O Sindicato dos Médicos do Ceará oficiou, nesta semana, as Secretarias Municipais de Saúde de Pindoretama e Aracati para solicitar esclarecimentos sobre a situação dos profissionais que atuam nas unidades de saúde locais. As denúncias recebidas apontam fragilidades na estrutura assistencial, nas condições de trabalho e nos vínculos contratuais.
Pindoretama
Em Pindoretama, após processo licitatório, o Sindicato foi informado de que a gestão do Hospital Municipal e o pagamento dos honorários médicos teriam sido transferidos para uma Organização Social (OS), contratada pela administração municipal. Nesse modelo, médicos atualmente vinculados por pessoa jurídica (PJ) estariam sendo compelidos a se tornar sócios minoritários de uma empresa privada contratada pelo instituto, formato que carece de respaldo legal e pode expor os profissionais a riscos de corresponsabilidade tributária e patrimonial.
Há relatos ainda de redução nos valores pagos pelos plantões, com descontos pouco transparentes sob a justificativa de distribuição de lucros da empresa. Outro ponto questionado é a coleta de dados pessoais sem clareza quanto à finalidade, o que pode configurar descumprimento da Lei Geral de Proteção de Dados (Lei n.º 13.709/2018). O Sindicato cobra esclarecimentos sobre a legalidade da exigência de participação societária, garantias de segurança jurídica, transparência contratual, proteção de dados e critérios de definição da remuneração.
Aracati

Legenda: Unidade de saúde de Aracati – Foto: Divulgação.

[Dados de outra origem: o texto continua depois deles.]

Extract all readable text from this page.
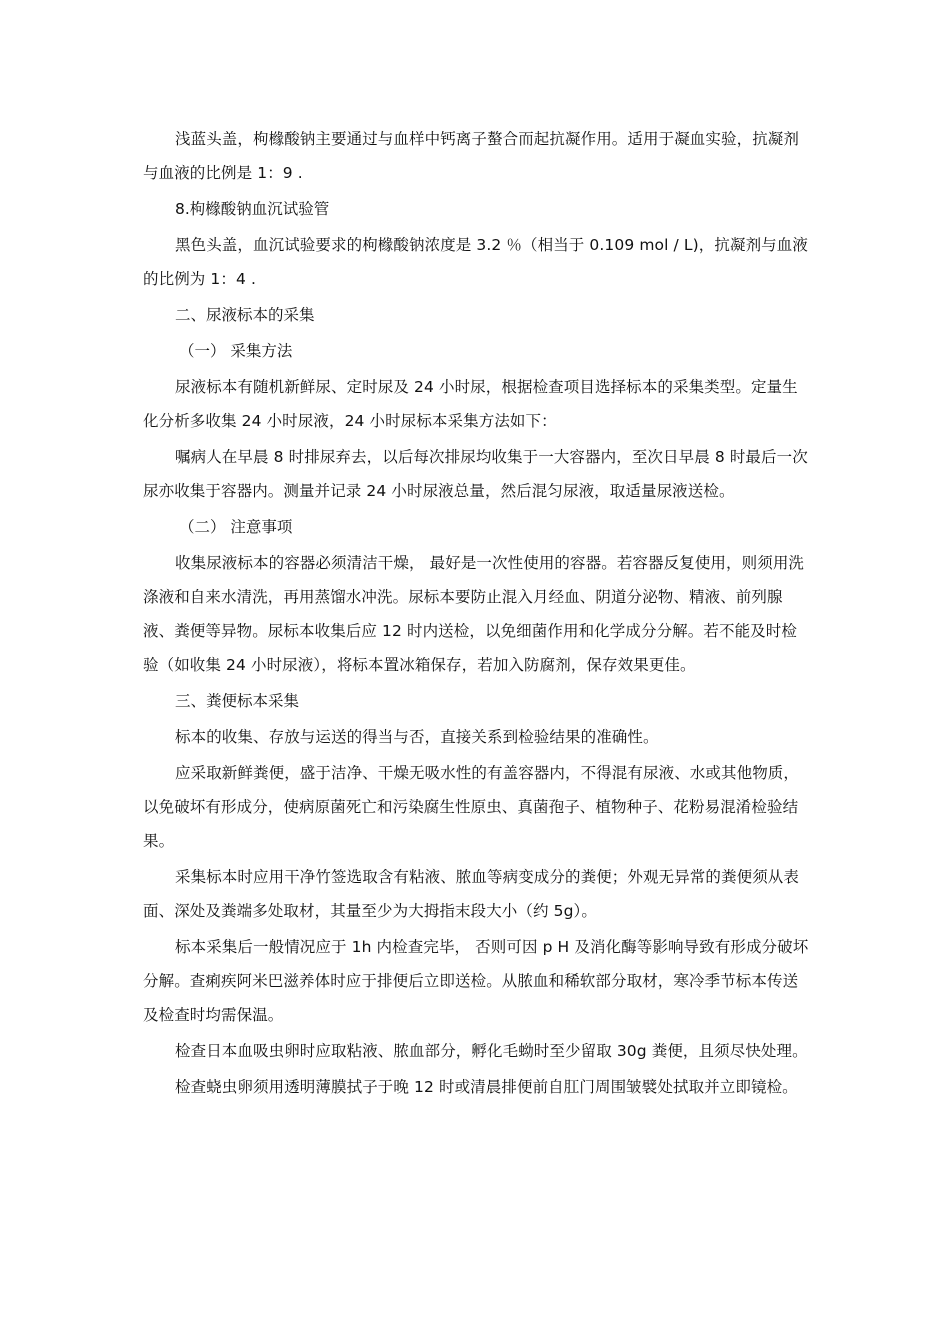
浅蓝头盖，枸橼酸钠主要通过与血样中钙离子螯合而起抗凝作用。适用于凝血实验，抗凝剂与血液的比例是 1：9 .

8.枸橼酸钠血沉试验管

黑色头盖，血沉试验要求的枸橼酸钠浓度是 3.2 ％（相当于 0.109 mol / L)，抗凝剂与血液的比例为 1：4 .

二、尿液标本的采集

（一） 采集方法

尿液标本有随机新鲜尿、定时尿及 24 小时尿，根据检查项目选择标本的采集类型。定量生化分析多收集 24 小时尿液，24 小时尿标本采集方法如下：

嘱病人在早晨 8 时排尿弃去，以后每次排尿均收集于一大容器内，至次日早晨 8 时最后一次尿亦收集于容器内。测量并记录 24 小时尿液总量，然后混匀尿液，取适量尿液送检。

（二） 注意事项

收集尿液标本的容器必须清洁干燥， 最好是一次性使用的容器。若容器反复使用，则须用洗涤液和自来水清洗，再用蒸馏水冲洗。尿标本要防止混入月经血、阴道分泌物、精液、前列腺液、粪便等异物。尿标本收集后应 12 时内送检，以免细菌作用和化学成分分解。若不能及时检验（如收集 24 小时尿液），将标本置冰箱保存，若加入防腐剂，保存效果更佳。

三、粪便标本采集

标本的收集、存放与运送的得当与否，直接关系到检验结果的准确性。

应采取新鲜粪便，盛于洁净、干燥无吸水性的有盖容器内，不得混有尿液、水或其他物质，以免破坏有形成分，使病原菌死亡和污染腐生性原虫、真菌孢子、植物种子、花粉易混淆检验结果。

采集标本时应用干净竹签选取含有粘液、脓血等病变成分的粪便；外观无异常的粪便须从表面、深处及粪端多处取材，其量至少为大拇指末段大小（约 5g）。

标本采集后一般情况应于 1h 内检查完毕， 否则可因 p H 及消化酶等影响导致有形成分破坏分解。查痢疾阿米巴滋养体时应于排便后立即送检。从脓血和稀软部分取材，寒冷季节标本传送及检查时均需保温。

检查日本血吸虫卵时应取粘液、脓血部分，孵化毛蚴时至少留取 30g 粪便，且须尽快处理。

检查蛲虫卵须用透明薄膜拭子于晚 12 时或清晨排便前自肛门周围皱襞处拭取并立即镜检。
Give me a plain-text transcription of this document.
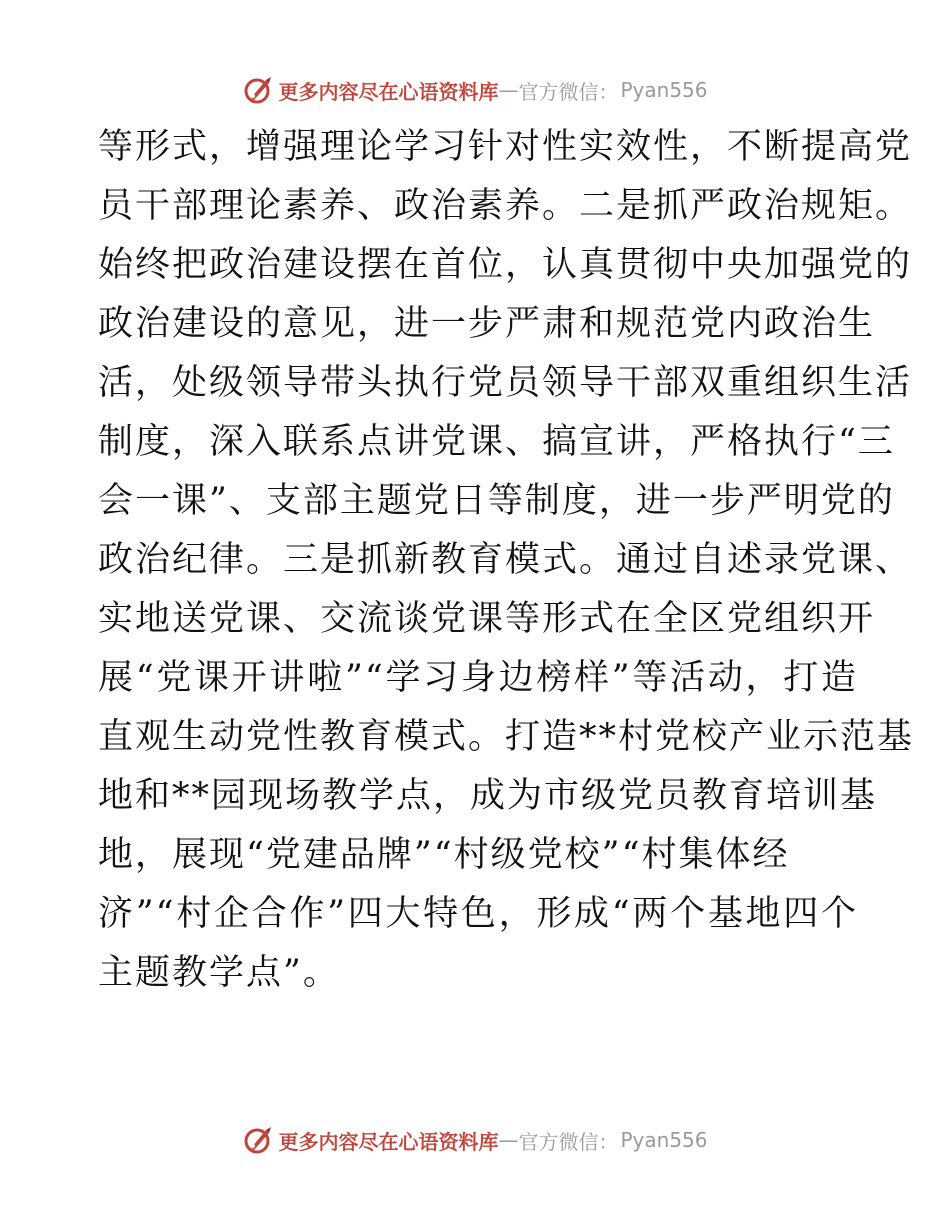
更多内容尽在心语资料库 — 官方微信： Pyan556
等形式，增强理论学习针对性实效性，不断提高党
员干部理论素养、政治素养。二是抓严政治规矩。
始终把政治建设摆在首位，认真贯彻中央加强党的
政治建设的意见，进一步严肃和规范党内政治生
活，处级领导带头执行党员领导干部双重组织生活
制度，深入联系点讲党课、搞宣讲，严格执行“三
会一课”、支部主题党日等制度，进一步严明党的
政治纪律。三是抓新教育模式。通过自述录党课、
实地送党课、交流谈党课等形式在全区党组织开
展“党课开讲啦”“学习身边榜样”等活动，打造
直观生动党性教育模式。打造**村党校产业示范基
地和**园现场教学点，成为市级党员教育培训基
地，展现“党建品牌”“村级党校”“村集体经
济”“村企合作”四大特色，形成“两个基地四个
主题教学点”。
更多内容尽在心语资料库 — 官方微信： Pyan556
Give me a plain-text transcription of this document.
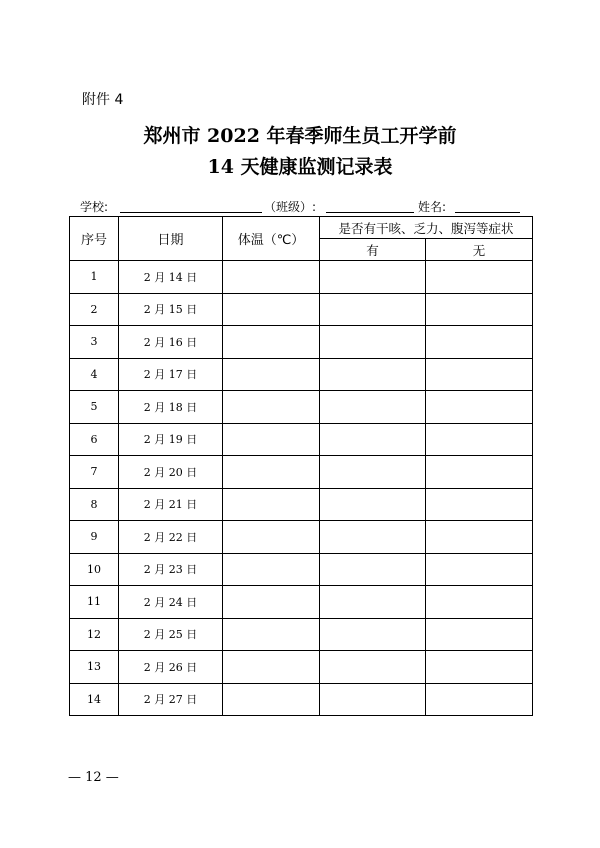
附件 4
郑州市 2022 年春季师生员工开学前
14 天健康监测记录表
学校:	（班级）:	姓名:
序号	日期	体温（℃）	是否有干咳、乏力、腹泻等症状	
			有	无
1	2 月 14 日			
2	2 月 15 日			
3	2 月 16 日			
4	2 月 17 日			
5	2 月 18 日			
6	2 月 19 日			
7	2 月 20 日			
8	2 月 21 日			
9	2 月 22 日			
10	2 月 23 日			
11	2 月 24 日			
12	2 月 25 日			
13	2 月 26 日			
14	2 月 27 日			
— 12 —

Em Aracati, os médicos relatam cenário semelhante de insegurança contratual, já que o vínculo é feito por PJ coletiva terceirizada, impedindo contratos diretos e limitando a autonomia profissional. Além disso, os valores pagos pelos plantões estão abaixo da média, mesmo diante da alta demanda, pois a unidade atende diversos municípios da região.
O Hospital Municipal de Aracati também enfrenta déficit de especialistas, o que obriga cirurgiões a realizar procedimentos sozinhos ou com apoio de clínicos, sobrecarregando equipes e aumentando riscos para pacientes. A unidade não dispõe de serviços como hemodiálise ou gasometria, fundamentais para casos de ventilação mecânica e intubação, e só conta com ultrassonografia quando anestesistas levam seus próprios equipamentos.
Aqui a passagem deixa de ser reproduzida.